After you have met your Part B deductible, Medicare will pay its portion of the approved amount. However, under Part B, you still owe 20 percent of the Medicare-approved amount for your services. The exception to this is if you are enrolled in a Medigap policy that covers your Part B coinsurance costs.
questions for your doctor that may help lessen your costs
You can save money on your Medicare approved costs by asking your doctor the following questions before you receive services:
- Are you a participating provider? Make sure that your provider is a participating provider who has agreed to accept assignment for your services.
- Do you charge an excess charge for your services? Visiting non-participating providers that charge excess charges can increase your medical costs.
- Are you an in-network or out-of-network provider for my plan? If you are enrolled in a Medicare Advantage PPO or HMO plan, your services could be more expensive if you are using out-of-network providers.
- Do you offer discounts or incentives for your services? Most Medicare Advantage plans are sold by larger insurance companies, who may offer further incentives to utilize their medical centers.
Medigap supplement plans are beneficial for people who need help paying Medicare costs, such as deductibles, copayments, and coinsurance. But did you know that some Medigap policies also help cover the cost of services above and beyond your Medicare-approved amount?
When a non-participating provider renders services that cost more than the Medicare-approved amount, they can charge you the excess amount. These excess charges can cost up to an additional 15 percent of the Medicare-approved amount. If you have a Medigap plan, this amount may be included in your coverage.
Not all Medigap plans offer this coverage: only plans F and G do. However, Medigap plan F is no longer for sale to new Medicare beneficiaries. If you are already enrolled in this plan you can continue to use it, otherwise, you will need to enroll in plan G to cover those excess charges.
The first step in figuring out your Medicare-approved amount is making sure that your doctor or provider accepts assignment. You can use the “Find Medicare physicians & other clinicians” tool on Medicare’s website to double-check.
If your provider accepts assignment, the next step is to make sure that they are a participating provider. If they are a non-participating provider, they may still accept assignment for certain services. However, they can charge you up to an additional 15 percent of the Medicare-approved amount for these services.

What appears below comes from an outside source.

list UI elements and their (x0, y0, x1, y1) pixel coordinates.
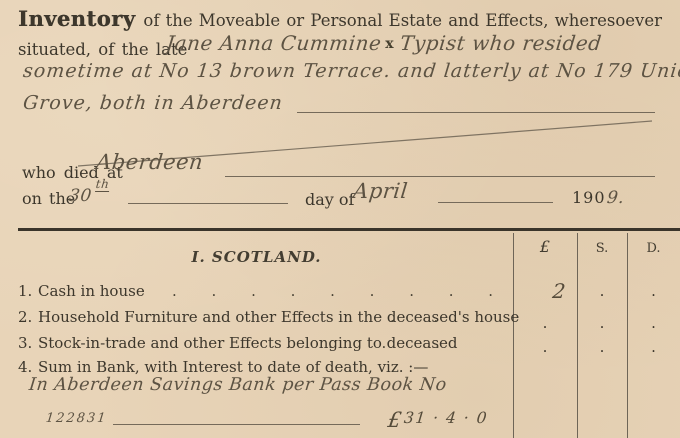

Finally, the best way to determine the Medicare-approved amount for a service is to ask your provider directly. They can give you all the information you need based on the services you are looking to receive.
The Medicare-approved amount is the amount of money that Medicare has agreed to pay for your services. This amount can differ depending on what services you’re seeking, and who you are seeking them from. Using a Medicare participating provider can help to lower your out-of-pocket Medicare costs. Enrolling in a Medigap policy can also help cover some of the additional costs you might face for using non-participating providers.
To find out exactly what your Medicare-approved costs are, speak with your provider directly for more details.